Desde 2009, a Academia se permite indicar dez candidatos para Melhor Filme. Ainda assim, neste ano, ela escolheu apenas oito, sugerindo que a safra não foi boa. Sério! Foxcatcher é indicado para atuação, direção e roteiro, mas não é bom o bastante para Melhor Filme? Produções independentes marcantes como Sob a Pele, O Abutre, Expresso do Amanhã, Locke, Mr.
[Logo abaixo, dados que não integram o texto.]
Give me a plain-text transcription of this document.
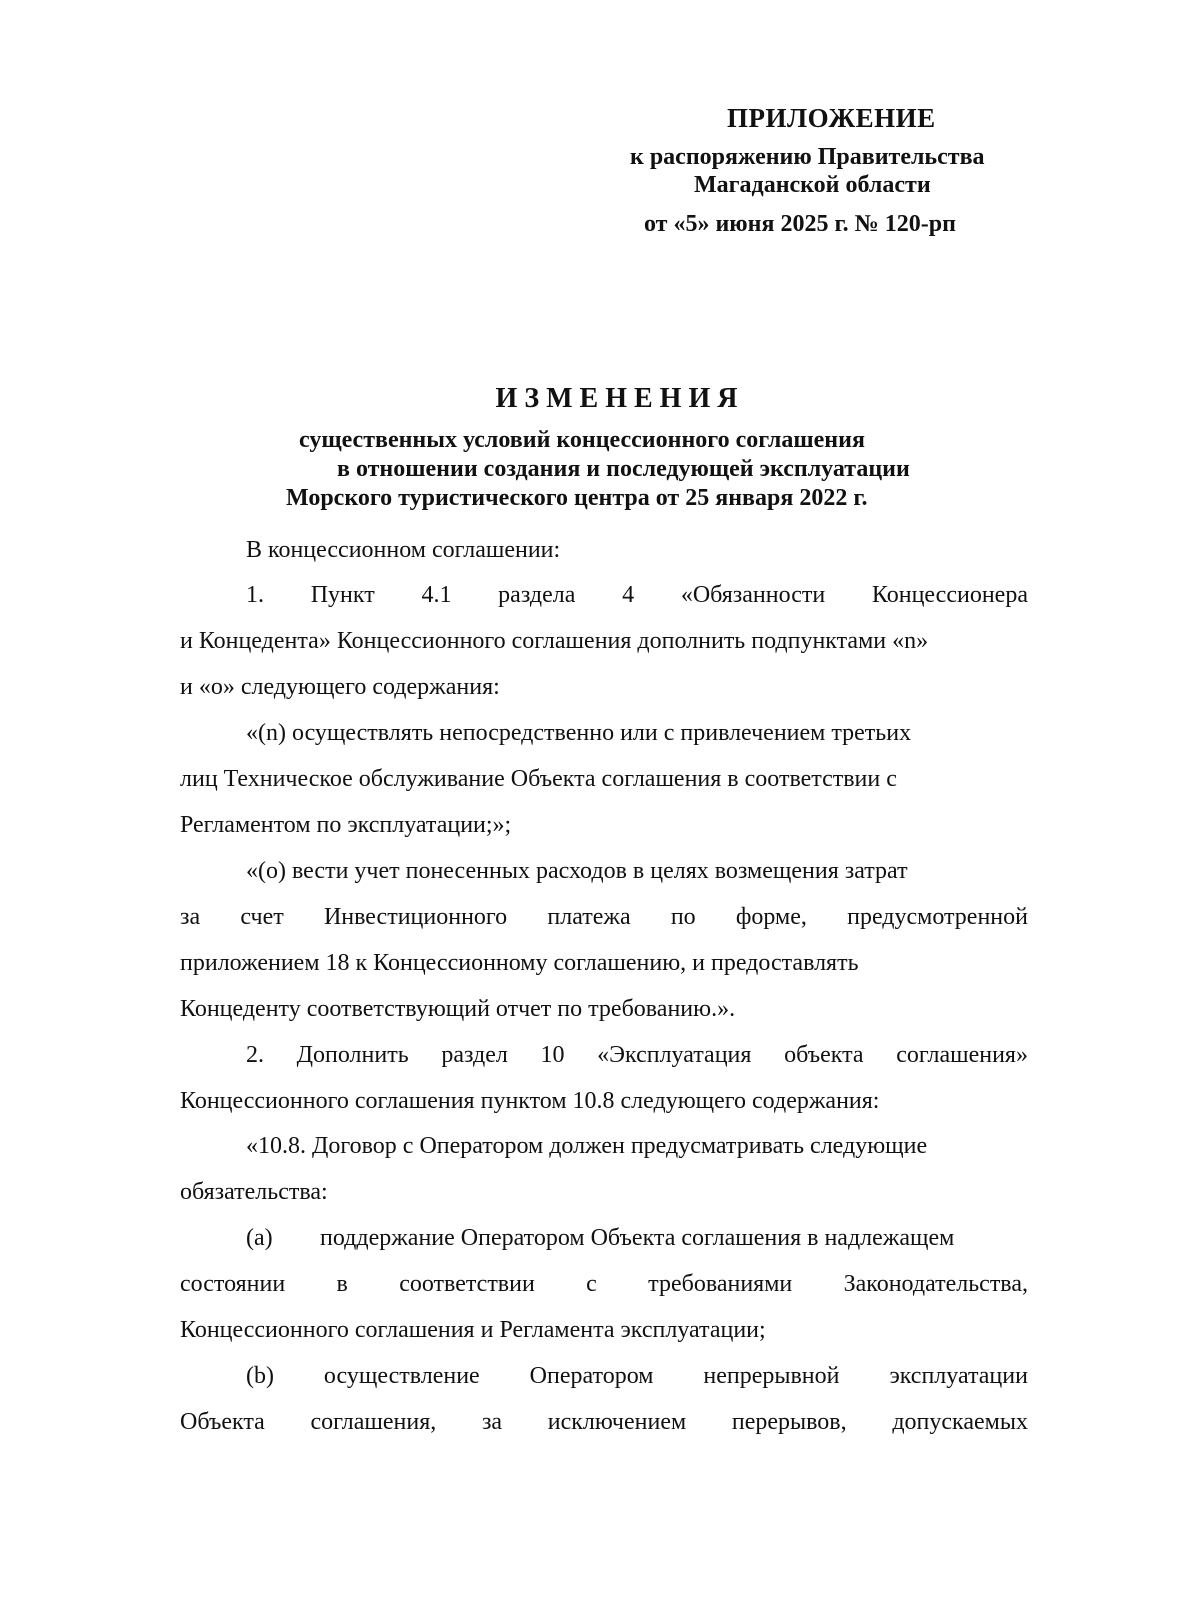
ПРИЛОЖЕНИЕ
к распоряжению Правительства
Магаданской области
от «5» июня 2025 г. № 120-рп
ИЗМЕНЕНИЯ
существенных условий концессионного соглашения
в отношении создания и последующей эксплуатации
Морского туристического центра от 25 января 2022 г.
В концессионном соглашении:
1. Пункт 4.1 раздела 4 «Обязанности Концессионера
и Концедента» Концессионного соглашения дополнить подпунктами «n»
и «o» следующего содержания:
«(n) осуществлять непосредственно или с привлечением третьих
лиц Техническое обслуживание Объекта соглашения в соответствии с
Регламентом по эксплуатации;»;
«(o) вести учет понесенных расходов в целях возмещения затрат
за счет Инвестиционного платежа по форме, предусмотренной
приложением 18 к Концессионному соглашению, и предоставлять
Концеденту соответствующий отчет по требованию.».
2. Дополнить раздел 10 «Эксплуатация объекта соглашения»
Концессионного соглашения пунктом 10.8 следующего содержания:
«10.8. Договор с Оператором должен предусматривать следующие
обязательства:
(а) поддержание Оператором Объекта соглашения в надлежащем
состоянии в соответствии с требованиями Законодательства,
Концессионного соглашения и Регламента эксплуатации;
(b) осуществление Оператором непрерывной эксплуатации
Объекта соглашения, за исключением перерывов, допускаемых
Turner, O Ano Mais Violento e Dear White People foram cortadas, assim como lançamentos de forte inteligência - Interstellar, Vício Inerente e Garota Exemplar.

Possíveis surpresas

Na corrida entre Boyhood e Birdman, eu vejo apenas um azarão e ele seria O Jogo da Imitação, indicado nas categorias certas (filme, diretor, roteiro, ator, atriz coadjuvante e edição). O produtor Harvey Weinstein investiu todas as fichas dele em tornar um voto da Academia em O Jogo da Imitação em um voto por Alan Turing, o pioneiro da computação e mártir gay interpretado por Benedict Cumberbatch. Líderes do movimento gay e tecnocratas contribuíram para a propaganda positiva. O presidente do Google, Eric Schimdt, foi citado ao dizer que “Toda vez que se usa um telefone celular ou um computador se usa as ideias inventadas por Alan Turing”. Exagerado? Weinstein conhece o jogo do Oscar melhor do que ninguém, tendo ganhado com O Discurso do Rei contra A Rede Social em 2011 e com o O Artista em cima de Os Descendentes no ano seguinte. Nunca subestime o “Efeito Harvey".

Merece ganhar

Boyhood. Richard Linklater filmou essa história sobre um garoto do Texas (Ellar Coltrane) crescendo ao longo de 12 anos, dos seis aos 18, com o mesmo elenco e a mesma arte. Os chatos dizem que trata-se de uma trapaça. Eles estão errados. É um clássico.

Vai ganhar

Os sinais apontam para Birdman. O Associação dos Produtores e o Associação dos Atores de Cinema o colocam no topo. O conto do diretor Alejandro G. Iñárritu sobre um ator decadente (Michael Keaton) voltando a ser destaque explode de criatividade. Os chatos dizem que trata-se de estilo acima do conteúdo. Eles estão chatos. É um clássico. Mas Boyhood tem meu coração.